As seen in figure 3 the level of LacI is reduced when ppGpp increases in the cell, which in turn leads to increased level of mCherry. The level of LacI reaches a saturation point, since there will be some production of LacI due to leakage, this sets a limit from above for mCherry. The stochastic realization fluctuates around the deterministic results, with the distributions shown in figure 4.

Figure 3:The number of molecules of the proteins for the stochastic and the deterministic models are shown for different values of ppGpp

All the distributions are unimodal having only one peak, peaked around the steady state value from the deterministic model. The distributions for ppGpp=630 and ppGpp=1030 have heavy tails which indicates large deviations from the mean value, while the distributions for ppGpp=230 and ppGpp=1430 are more symmetric, resembling the normal distribution.

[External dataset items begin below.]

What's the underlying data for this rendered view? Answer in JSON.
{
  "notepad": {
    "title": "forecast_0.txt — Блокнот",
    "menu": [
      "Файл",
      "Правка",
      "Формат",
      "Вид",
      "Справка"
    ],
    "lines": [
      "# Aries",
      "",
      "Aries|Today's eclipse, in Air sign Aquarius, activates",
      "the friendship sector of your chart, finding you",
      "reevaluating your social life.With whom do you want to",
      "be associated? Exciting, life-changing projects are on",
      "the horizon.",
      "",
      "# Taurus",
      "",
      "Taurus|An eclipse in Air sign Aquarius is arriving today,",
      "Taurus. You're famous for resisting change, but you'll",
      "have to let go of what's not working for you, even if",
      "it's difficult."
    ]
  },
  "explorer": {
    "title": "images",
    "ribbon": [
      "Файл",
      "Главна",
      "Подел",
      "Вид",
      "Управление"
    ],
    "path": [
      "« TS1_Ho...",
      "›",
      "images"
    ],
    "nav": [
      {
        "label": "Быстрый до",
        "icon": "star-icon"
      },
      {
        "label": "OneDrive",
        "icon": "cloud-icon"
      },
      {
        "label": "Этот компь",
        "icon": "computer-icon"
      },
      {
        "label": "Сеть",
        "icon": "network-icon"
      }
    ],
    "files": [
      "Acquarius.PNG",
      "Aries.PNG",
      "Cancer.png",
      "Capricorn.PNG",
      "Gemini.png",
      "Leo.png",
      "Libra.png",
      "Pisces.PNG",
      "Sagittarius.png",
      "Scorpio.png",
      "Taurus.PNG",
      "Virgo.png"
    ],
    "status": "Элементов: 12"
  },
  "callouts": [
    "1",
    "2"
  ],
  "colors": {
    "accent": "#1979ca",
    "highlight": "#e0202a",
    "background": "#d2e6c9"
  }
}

Figure 4:The distribution of mCherry for t=2000s to t=10000s for different values of ppGpp. The distributions was calculated from the realizations in figure 3

As shown in figure 5 the variance increases linearly with increasing level of ppGpp, while the Fano factor (σ2/μ) is almost constant around 1.5 .

Figure 5: Variance and Fano factor for increasing values of ppGpp

## Model Validation

To see if the results agree with the theoretical model is vital in all parts of science. In this section we will give a short reasoning of why our models seems to fit the observed data. Here we will consider our model in two distinct parts, one deterministic model and one stochastic model, both of equally importance.

Because of the limited amount of data currently available it is diffucult to draw conclusions. In the modeling the level of ppGpp was assumed known, however we do not know at present the relationship between a stress level and the number of ppGpp and the relationship between the number of mCherry molecules and the flourescence level is also unknown.

However there are certain indications that the model predicts the behaviour of our system. For the deterministic model, we saw a significant increase in the concentration of mCherry as ppGpp was assumed present. This is consistent with the observation, described in figure 1 at Stress sensor characterization.

Using the distributions from figure 4, we can compare these to the spread in the flowcytometry, and see a close similarity in form of shape. Assuming scale is irrelevant (i.e. that there is a linear relationship between number of mCherry molecules and fluorescence count) one can come to a conclusion that our model seems to describe the actual biological system.